Все чокнулись и опрокинули в себя порцию «жидкого счастья». Потом Анисимов с удивлением обнаружил, что у него в руке уже стаканчик с водкой и до понедельника он совершенно свободен. Какой пылесос, когда вокруг такие верные друзья и бесподобно красивая женщина, когда денег полные карманы, а впереди два выходных? Дальше пошли какие-то обрывки. Вот он достает из кармана деньги, перетянутые резинкой, и ловит на себе недобрый взгляд Афгана… Вот просыпается в чьей-то комнате, рядом лежит совершенно голая Ирка и страшно храпит… Вот он выдергивает прямо с проводами DVD и пытается вынести из своей квартиры. Дочка страшно кричит и виснет у него на руке, он отшвыривает ее к двери, переступает и спешит на улицу… Вот его за что-то буцкают ногами Афган с Кубарьком. Он лежит возле стены и пытается удержать бутылку бормотухи, но друганы все-таки отнимают ее и на прощание метелят с новой силой… Вот он роется в кухонных шкафчиках на своей кухне в поисках денег и находит заначку. Жена отталкивает его и что-то кричит про несостоявшийся отпуск и потерю им человеческого облика. Тогда он кидает в нее кастрюлю с борщом. Кастрюля ударяется о холодильник и катится по плиточному полу с противным металлическим скрежетом, разбрызгивая во все стороны фиолетовую жидкость с маслянистыми пятнами. Он пытается убежать с деньгами из кухни, поскальзывается, падает и весь в противной масляной жиже ползет по коридору на лестничную клетку… Они вдвоем с Лохмачом ржут и мочатся в урну в детском скверике средь белого дня, а мимо идет его бывшая классная руководительница со своей внучкой….

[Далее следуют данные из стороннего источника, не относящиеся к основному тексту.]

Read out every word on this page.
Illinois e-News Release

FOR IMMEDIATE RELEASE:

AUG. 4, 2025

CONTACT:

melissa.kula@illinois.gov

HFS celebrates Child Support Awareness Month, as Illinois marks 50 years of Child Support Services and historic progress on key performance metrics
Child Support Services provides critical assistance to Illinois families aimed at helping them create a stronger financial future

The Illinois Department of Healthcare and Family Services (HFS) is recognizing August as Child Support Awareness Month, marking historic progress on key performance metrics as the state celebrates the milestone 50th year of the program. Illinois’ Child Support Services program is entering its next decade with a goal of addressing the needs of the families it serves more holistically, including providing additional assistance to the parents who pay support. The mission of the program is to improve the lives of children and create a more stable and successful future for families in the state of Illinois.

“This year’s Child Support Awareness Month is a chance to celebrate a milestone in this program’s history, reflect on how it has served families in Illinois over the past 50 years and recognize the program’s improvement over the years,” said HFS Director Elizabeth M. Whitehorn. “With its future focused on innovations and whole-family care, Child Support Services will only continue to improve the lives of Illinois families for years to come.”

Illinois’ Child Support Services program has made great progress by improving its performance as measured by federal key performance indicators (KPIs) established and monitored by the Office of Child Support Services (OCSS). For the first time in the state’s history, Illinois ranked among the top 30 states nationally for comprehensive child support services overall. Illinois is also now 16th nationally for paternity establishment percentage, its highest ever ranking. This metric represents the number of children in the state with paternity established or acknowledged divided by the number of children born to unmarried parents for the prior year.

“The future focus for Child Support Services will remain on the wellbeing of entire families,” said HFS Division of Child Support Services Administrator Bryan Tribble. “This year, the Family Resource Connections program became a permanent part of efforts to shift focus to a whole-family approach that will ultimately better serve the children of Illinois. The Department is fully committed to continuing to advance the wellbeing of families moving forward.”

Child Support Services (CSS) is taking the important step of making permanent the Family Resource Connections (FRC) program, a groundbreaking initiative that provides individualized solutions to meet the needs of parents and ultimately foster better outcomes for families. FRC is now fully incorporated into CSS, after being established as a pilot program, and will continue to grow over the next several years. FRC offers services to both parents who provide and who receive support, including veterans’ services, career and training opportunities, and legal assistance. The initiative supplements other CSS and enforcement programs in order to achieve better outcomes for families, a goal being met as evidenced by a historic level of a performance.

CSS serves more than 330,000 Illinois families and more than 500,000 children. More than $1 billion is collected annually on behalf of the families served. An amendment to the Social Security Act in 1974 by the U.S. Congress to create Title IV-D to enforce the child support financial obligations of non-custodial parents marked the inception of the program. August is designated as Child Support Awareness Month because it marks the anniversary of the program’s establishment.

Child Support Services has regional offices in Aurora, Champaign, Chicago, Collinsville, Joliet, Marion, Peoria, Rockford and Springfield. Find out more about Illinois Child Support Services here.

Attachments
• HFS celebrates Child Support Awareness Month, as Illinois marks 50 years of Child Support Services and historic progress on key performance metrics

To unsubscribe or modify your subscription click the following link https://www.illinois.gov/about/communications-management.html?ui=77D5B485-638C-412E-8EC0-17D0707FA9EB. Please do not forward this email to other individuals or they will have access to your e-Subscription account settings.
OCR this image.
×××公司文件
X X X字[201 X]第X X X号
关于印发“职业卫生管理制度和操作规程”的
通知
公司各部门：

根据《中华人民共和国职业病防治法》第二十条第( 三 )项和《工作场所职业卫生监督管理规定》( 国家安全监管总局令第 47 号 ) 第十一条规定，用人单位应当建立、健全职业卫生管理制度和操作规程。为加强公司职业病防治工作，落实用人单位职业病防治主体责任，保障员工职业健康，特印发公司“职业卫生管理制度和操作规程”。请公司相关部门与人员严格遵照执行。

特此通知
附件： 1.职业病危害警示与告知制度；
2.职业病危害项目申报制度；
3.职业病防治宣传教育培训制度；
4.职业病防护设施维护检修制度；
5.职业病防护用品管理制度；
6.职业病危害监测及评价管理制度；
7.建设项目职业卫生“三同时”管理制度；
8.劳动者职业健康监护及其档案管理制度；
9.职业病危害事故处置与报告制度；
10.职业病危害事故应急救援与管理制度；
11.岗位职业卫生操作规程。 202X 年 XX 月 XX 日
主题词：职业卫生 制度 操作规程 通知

Анисимов захотел пить и открыл глаза. За окном рябил ранний рассвет, похожий на экран телевизора, когда все программы уже подошли к концу. Где бы он мог быть? Глаза узнали очертания родной кухни, оказывается, он спал сидя на кухонной табуретке, положив голову на стол. Валера на ощупь отыскал стакан и подошел к своему немецкому крану. Крана на месте не было. Анисимов устремился к испанскому выключателю, чтобы при электрическом свете разобраться в тяжести нанесенных его кухне потерь. Свет зажегся, но Валерца шарахнуло током так, что он мгновенно протрезвел. Кухня опять напоминала помойку времен военного коммунизма: холодильника не было, крана не было, вместо плафона свисала маленькая, золотушная лампочка, а от выключателя остался один рычажок. На столе ножом было нацарапано «Афган — кызел», а в радиусе трех метров не осталось ни одной целой плитки, как будто в его кухню угодил Тунгусский метеорит. Анисимов побоялся идти в комнату, чтобы не нарваться на жену и дочку, и на цыпочках отправился в коридор, посмотреть, какое сегодня число. Фу, слава богу, только двадцатое, а он-то думал… Тут взгляд Валеры упал на месяц еженедельника, и его сердце со свистом ухнуло в малый таз — на календаре значился сентябрь. Его запой длился больше трех месяцев. Анисимов скомкал рубаху на груди и закусил ее со всей силой, на которую был только способен, иначе он закричал бы так, что его аорта с шипением лопнула от ужаса предстоящей расплаты и бремени невыносимого стыда. Но больше всего ему было жаль кухни.